March 2016International NewsAmericas

Venezuela-Guyana Border Dispute Escalates

By Nicholas Elden
Staff Writer

Diplomatic tension between Venezuela and Guyana dates back to the origin of the Guyanese state. Although Venezuela towers over Guyana in both size and military stature, the clash between the two nations has restarted upon the recent discovery of oil sources in the waters near Guyana’s borders. In response to the Venezuelan claim to the newly found oil fields, as well as recent military border aggression, Guyana President David Granger has been speaking out against the aggression and ‘bullying’ his nation experienced, Reuters reports.  

Venezuela has long contested the 1899 arbitration case that awarded Guyana, then a British colony, the disputed property. After a letter circulated in 1949 that accused two of the four judges of collusion, Venezuela denounced the 1899 decision and demanded that the territory be returned, even after Guyana gained independence in 1966.  In response to the continued contention, President Maduro met with President Granger in September in an attempt to restore relations, but without avail.  

According to World Oil Magazine, Exxon Mobil is in the pre-planning stage of the Liza oil discovery project in Guyana. Matthew Jurecky, the head of oil and gas research and consulting at GlobalData, a research and consulting firm, has stated, “The Liza project will also be well-placed to benefit from any uplift in oil prices post-development.  Its commercial success could redefine the basin as a global deep-water production player.”

Last fall, the pressure to claim oil fields discovered around the border of Guyana escalated.  President Maduro accused of President Granger of being a slave to the Exxon Mobil corporation. The citizens of Guyana remain proud in their nation through the strife and continue to raise their national flag throughout the capital of Georgetown.

President Maduro recently claimed in an interview with Telesur that “Venezuela is now the imperialist country. We are the country that had something taken away from us.
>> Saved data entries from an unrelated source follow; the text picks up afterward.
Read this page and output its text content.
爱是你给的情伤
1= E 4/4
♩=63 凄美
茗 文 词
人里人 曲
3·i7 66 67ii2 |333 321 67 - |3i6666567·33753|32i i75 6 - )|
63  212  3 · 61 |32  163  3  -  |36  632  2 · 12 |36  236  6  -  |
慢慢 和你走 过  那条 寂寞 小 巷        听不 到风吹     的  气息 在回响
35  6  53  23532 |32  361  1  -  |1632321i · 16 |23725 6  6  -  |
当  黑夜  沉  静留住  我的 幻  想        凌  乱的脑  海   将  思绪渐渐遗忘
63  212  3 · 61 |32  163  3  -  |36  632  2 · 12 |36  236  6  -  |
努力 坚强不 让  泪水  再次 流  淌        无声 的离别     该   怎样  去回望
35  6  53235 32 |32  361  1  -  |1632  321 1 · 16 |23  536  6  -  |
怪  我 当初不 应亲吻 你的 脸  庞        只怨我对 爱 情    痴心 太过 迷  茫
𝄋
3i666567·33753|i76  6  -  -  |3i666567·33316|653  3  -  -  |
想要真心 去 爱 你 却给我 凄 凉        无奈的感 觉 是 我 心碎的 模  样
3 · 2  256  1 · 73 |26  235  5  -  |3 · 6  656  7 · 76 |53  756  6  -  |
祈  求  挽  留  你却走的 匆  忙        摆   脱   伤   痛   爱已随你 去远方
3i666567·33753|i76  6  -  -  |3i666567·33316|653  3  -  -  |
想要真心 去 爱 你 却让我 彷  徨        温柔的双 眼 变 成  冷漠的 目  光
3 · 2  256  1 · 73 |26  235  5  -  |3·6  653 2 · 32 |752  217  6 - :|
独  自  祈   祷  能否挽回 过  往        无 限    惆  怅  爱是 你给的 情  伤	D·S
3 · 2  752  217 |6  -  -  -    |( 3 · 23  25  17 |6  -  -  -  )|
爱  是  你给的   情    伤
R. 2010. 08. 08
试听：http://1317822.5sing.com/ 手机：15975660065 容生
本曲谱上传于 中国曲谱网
That land was not given to us as a gift by the British Empire or the Spanish Empire.  Our grandfathers won it fighting on the battlefield. It is sacred ground.”

This reinforced nationalism among Venezuela’s population raises tensions.  In Venezuela, maps regularly label the disputed borders as the “Reclamation Zone.”

Damon Gerard Corrie, Sovereign Chief of the Pan-Tribal Confederacy of Indigenous Tribal Nations, explained on the organization’s website, “The Caribbean community must know that they could never stop a Venezuelan military solution to the dispute.”

Corrie argued that neither the United States or the United Kingdom would intervene in a border war between the two states because of global influences.  

As reported by the Jamaica Observer, President Granger said at the CARICOM Summit that Venezuela’s actions reflect “a persistence of aggressive behavior, hostile towards Guyana.”  Venezuelan Defense Minister Vladimir Padrino issued a rebuttal the following week to “call on the people of Venezuela to stay calm because we’re seriously preparing ourselves.”

The hostility between these two states spans a century and Exxon Mobil’s oil findings increase tension drastically as the two fight over their claims to the wealth.